PhD Proposal: Finding and Wielding Sparse Functional Motifs in Biopolymer Sequences
High throughput sequencing technologies have produced a massive proliferation of raw biopolymer sequence data of unknown structure and function. As a result, a large body of research has investigated the relationship between sequence, structure, and function, and there is great interest in methods for predicting structure and function from sequence data alone. Central to much of this research is the notion of evolutionary conservation: if a sequence region is functionally relevant, it will be preserved by natural selection and therefore become homologous.
Homologous regions are referred to in different contexts as conserved regions, functional motifs, and (local) alignments. We are primarily interested in functional motifs, which typically describe heavily conserved regions with specific and essential functions like transcription factor binding sites and protein-protein interaction domains. In general, functional motifs are much less common than local alignments, which may be valid and of biological interest despite occurring in only two sequences in a massive database. Motif finding algorithms therefore face a different search problem than algorithms focused on pairwise homologies and typically employ different search methods.

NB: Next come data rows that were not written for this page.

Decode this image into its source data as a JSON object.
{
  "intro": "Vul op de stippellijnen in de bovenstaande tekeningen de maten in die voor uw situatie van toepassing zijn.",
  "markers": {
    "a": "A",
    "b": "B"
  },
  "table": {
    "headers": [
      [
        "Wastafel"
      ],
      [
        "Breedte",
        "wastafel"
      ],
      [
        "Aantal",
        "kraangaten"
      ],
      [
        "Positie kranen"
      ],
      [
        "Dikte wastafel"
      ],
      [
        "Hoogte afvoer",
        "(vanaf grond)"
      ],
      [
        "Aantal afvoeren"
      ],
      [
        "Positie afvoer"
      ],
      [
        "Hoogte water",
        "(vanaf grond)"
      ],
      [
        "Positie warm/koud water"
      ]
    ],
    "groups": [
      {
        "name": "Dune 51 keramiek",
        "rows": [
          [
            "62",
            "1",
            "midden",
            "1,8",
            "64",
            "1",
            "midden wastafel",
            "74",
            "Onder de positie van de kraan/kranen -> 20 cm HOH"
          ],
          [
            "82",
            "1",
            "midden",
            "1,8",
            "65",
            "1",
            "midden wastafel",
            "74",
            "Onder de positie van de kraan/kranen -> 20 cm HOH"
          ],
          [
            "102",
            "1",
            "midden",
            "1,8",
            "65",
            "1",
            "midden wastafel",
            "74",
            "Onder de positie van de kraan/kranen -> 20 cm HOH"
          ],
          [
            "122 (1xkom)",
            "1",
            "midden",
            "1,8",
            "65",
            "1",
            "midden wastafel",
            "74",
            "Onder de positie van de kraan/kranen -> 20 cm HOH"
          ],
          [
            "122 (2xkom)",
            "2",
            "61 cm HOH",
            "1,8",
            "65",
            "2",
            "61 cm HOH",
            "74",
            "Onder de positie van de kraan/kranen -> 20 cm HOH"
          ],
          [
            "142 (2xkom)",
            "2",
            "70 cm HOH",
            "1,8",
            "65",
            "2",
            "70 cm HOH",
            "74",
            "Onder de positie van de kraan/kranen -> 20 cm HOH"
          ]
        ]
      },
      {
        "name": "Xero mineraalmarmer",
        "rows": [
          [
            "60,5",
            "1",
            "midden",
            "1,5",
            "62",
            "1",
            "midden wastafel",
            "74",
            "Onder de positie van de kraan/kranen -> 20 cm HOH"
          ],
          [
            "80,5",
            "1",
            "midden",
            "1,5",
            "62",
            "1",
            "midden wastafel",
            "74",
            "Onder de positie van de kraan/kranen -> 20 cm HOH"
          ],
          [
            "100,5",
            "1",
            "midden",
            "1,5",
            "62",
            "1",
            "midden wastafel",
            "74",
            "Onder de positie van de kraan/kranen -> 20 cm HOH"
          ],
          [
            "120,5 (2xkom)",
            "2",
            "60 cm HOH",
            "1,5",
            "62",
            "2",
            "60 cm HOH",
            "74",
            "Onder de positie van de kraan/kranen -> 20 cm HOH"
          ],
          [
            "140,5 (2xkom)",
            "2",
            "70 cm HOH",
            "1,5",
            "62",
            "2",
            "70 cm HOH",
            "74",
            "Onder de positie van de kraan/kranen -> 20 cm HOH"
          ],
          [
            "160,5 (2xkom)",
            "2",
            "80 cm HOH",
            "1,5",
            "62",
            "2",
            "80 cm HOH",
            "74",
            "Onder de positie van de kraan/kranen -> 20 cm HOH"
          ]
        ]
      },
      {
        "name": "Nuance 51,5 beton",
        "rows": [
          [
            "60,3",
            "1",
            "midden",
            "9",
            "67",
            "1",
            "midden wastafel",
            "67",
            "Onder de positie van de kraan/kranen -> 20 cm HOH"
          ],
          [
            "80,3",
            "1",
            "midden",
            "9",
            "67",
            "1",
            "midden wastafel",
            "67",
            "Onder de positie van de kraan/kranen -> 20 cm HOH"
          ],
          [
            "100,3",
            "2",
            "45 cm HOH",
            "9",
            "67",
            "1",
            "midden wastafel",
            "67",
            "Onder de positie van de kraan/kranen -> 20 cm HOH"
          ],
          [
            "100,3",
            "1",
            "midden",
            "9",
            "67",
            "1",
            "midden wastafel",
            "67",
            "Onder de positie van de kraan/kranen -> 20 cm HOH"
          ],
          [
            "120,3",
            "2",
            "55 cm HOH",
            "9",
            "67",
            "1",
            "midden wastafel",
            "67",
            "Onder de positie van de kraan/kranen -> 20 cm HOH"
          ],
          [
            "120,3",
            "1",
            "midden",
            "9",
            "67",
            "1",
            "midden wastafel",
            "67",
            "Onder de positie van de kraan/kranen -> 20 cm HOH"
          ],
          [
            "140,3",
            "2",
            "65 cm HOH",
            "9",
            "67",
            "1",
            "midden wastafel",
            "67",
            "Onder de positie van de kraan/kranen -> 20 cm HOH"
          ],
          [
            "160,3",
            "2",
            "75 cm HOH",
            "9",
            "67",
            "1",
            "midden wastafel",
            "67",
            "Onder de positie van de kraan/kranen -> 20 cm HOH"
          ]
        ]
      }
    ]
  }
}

Our proposed research can be divided into two sections. First, we are interested in the problem of identifying undiscovered motifs, where we will focus on a class of sparse motifs that are likely to be overlooked by existing tools. We characterize the fundamental combinatorial challenges associated with searching for these motifs and discuss a previous finding that suggests that such regions are of biological relevance. Additionally, we will investigate the robustness of common local alignment search tools, which typically rely on short contiguous matches, and the potential for sparse motifs to improve their sensitivity.
Second, we will refine a previously developed method designed to improve performance on motif scaffolding, a protein design task where a complete, viable protein must be designed around a core functional motif. We identify a limitation of ESM3, a prominent generative protein design model capable of performing motif scaffolding, and suggest a potential solution. We present previous findings and challenges encountered during development. We will isolate the variables that explain our previous findings and proceed with further development of our methods. Finally, we will explore extensions to multimodal protein modeling incorporating predicted structure data.